Mémoire d’Anne Debaillie-Bellissens. Lauréate du Prix Coup de Cœur des internautes.
Peut-on être heureux au travail ? Sommes-nous nombreux à envisager notre cadre professionnel avec bonheur ou même seulement enthousiasme ? Une entreprise peut-elle proposer un mode de fonctionnement permettant l’épanouissement de ses salariés ? A plus de 45 ans, je suis entourée de personnes plutôt résignées qu’heureuses de leur situation professionnelle. Même leurs études, leur statut de cadre ne semblent pas les prémunir de cet ennui, de cette lassitude, voire de leur mal-être professionnel, aggravé par une vision de la retraite de plus en plus lointaine et incertaine. Moi-même, malgré des tentatives pour donner un regain d’intérêt à mes missions, ne suis-je pas dans cette situation ?
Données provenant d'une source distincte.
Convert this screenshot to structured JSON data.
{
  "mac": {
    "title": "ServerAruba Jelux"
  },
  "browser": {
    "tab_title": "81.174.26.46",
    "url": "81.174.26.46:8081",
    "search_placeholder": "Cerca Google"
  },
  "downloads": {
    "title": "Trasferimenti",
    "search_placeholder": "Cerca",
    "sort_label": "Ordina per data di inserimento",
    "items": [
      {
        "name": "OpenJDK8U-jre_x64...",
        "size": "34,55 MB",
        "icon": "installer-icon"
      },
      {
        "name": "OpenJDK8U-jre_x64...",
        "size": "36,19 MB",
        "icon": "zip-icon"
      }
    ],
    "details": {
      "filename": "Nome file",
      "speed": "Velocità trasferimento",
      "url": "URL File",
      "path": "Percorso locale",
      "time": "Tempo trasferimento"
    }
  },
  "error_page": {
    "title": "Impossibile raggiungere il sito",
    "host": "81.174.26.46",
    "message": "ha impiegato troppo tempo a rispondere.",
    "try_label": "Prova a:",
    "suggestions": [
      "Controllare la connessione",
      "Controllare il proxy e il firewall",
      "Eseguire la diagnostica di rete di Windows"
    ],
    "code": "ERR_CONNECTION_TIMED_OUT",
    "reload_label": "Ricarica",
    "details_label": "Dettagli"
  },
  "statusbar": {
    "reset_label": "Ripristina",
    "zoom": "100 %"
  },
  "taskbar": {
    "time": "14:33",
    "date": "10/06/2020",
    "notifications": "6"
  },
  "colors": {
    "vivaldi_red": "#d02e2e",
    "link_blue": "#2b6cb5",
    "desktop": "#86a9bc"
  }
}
Un congé sans soldes pour suivre une formation en alternance me semble alors la bouffée d’oxygène dont j’ai besoin. La parenthèse que je m’offre élargit mon horizon de façon inespérée. La société qui me recrute me propose de les accompagner dans leur transformation de SARL traditionnelle en Scop, société coopérative de production et de devenir « Chief Happiness Officer ». Entreprendre autrement pour apporter davantage de bien-être à ses salariés, mes deux nouveaux employeurs nourrissent une ambition à la fois économique et humaniste. Et si l’organisation, les bases même des Scop, pouvaient répondre au double enjeu d’allier performance économique et bonheur au travail ?
Se pencher sur le fonctionnement des Scop par le prisme du bien-être au travail me semblait s’inscrire dans la pertinence d’une double actualité : un système économique que l’on dit à bout de souffle et l’accroissement du phénomène de burn-out, sur le point d’être reconnu maladie professionnelle. J’ai donc décidé de consacrer cette thèse professionnelle à cette façon encore peu connue, et pourtant très ancienne, d’entreprendre. D’examiner si, en plus de redistribuer la richesse aux personnes qui y travaillent, les Scop procurait du bien-être au travail. « Bien-être », et non bonheur, car cette notion renvoie à une plénitude personnelle dont on ne peut demander à l’employeur de mettre en place les conditions.
Le propos ne se voudra pas angélique mais tentera de démontrer avec force exemples, statistiques et témoignages que cette façon d’entreprendre mériterait que l’on se penche sur ses facteurs de réussite. Mais cette thèse professionnelle aura également pour objectif d’identifier les points de vigilance auxquels les acteurs des Scop doivent prêter une attention accrue s’ils veulent conserver une bonne qualité de vie au travail. Allier bien-être et performance, les Scop ne s’érigent pas en seul modèle possible mais nous allons tenter de démontrer qu’elles constituent un vivier d’expériences dans lequel le monde de l’entreprise, les managers du privé comme du public pourraient puiser pour le plus grand bonheur, ou plutôt bien-être, de leurs collaborateurs.